Сразу куда-то отлетело все, что нас занимало минуту назад. Потом я много раз испытывала это резкое переключение от обычного к чрезвычайному, будто гигантский рычаг переводит жизнь с малых оборотов на большие. В то июльское утро я это испытала впервые. Офицер чему-то радовался, а мама побледнела и сказала странные слова:
— Теперь, наверно, и Турция…
Забыв выпить кофе, она тут же заторопилась в Севастополь — повидать папу. Папа теперь не скоро к нам выберется, флот будет «на военном положении из-за Турции…» На прощание она притянула к себе нас обеих и крепко поцеловала. Меня тоже. Моя вина осталась в той, довоенной жизни.

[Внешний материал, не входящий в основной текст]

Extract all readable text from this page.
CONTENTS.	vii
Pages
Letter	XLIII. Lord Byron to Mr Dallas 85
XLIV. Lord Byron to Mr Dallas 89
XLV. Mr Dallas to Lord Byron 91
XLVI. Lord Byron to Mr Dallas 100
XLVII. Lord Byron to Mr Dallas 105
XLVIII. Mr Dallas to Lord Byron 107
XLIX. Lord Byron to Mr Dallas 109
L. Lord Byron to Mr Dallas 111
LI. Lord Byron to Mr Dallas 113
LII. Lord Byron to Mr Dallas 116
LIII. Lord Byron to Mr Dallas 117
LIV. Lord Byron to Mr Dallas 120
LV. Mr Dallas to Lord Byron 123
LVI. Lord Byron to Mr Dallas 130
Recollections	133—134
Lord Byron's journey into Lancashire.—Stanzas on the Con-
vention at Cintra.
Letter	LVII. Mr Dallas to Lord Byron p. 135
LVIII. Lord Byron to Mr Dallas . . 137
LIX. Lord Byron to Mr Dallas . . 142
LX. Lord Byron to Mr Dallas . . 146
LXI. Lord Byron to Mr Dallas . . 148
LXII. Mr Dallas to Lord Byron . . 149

Мы без спросу ворвались к нашему ученому матросу, он, наверно, знал, при чем Турция, когда война из-за Сербии…
— О Сербии теперь все позабудут, — мрачно сказал он и почему-то начал складывать тетради и книги стопкой. — А уж крови прольется!..
Кровь лилась. Газеты печатали списки убитых, в журнале «Нива» целые страницы, обведенные черной каймой, были отданы фотографиям жертв войны. Прапорщики, поручики, фельдфебели… Я вглядывалась в их лица, почти сплошь молодые. Еще недавно они ходили фотографироваться, принимали бравый вид, фуражки чуть набекрень, а у казаков — лихо заломлены над вьющимся чубом. А теперь их всех нет — с о в с е м н е т?..
Я еще ни разу не видела смерти. Знала, конечно, что люди умирают. Вот и закопанский дедушка погиб под снежной лавиной, а севастопольский дедушка, красивый моряк с черными баками, в бурю неудачно прыгнул в шлюпку, сломал ногу, в ноге получилась г а н г р е н а… Но это было еще до меня. И в севастопольскую оборону погибло много моряков и солдат, в Панораме было нарисовано — как, а перед нарисованным, где были уже настоящие камни, пушки, редуты и кучки ядер, лежали лицом вниз убитые, но это не были настоящие убитые, сделали чучела и надели на них сапоги и мундиры. Совсем недавно я прочитала, как убили Петю Ростова, милого, счастливого Петю… но это все же было в книге, стоило перелистнуть несколько страниц назад — и Петя снова дарил свой ножик, и угощал офицеров изюмом без косточек, и ездил с Долоховым к французам, а ночью перед сражением отдавал точить свою саблю и вместе с вжиканьем сабли о брусок слышал с в о ю музыку, сладкую и торжественную, музыку, которая звучала в нем самом… Я знала наплывающее иногда звучание с в о е й музыки и, читая эти строки, как бы слышала ее вместе с Петей. А следующие страницы, где Петю убивали, не перечитывала никогда. Петя оставался живым.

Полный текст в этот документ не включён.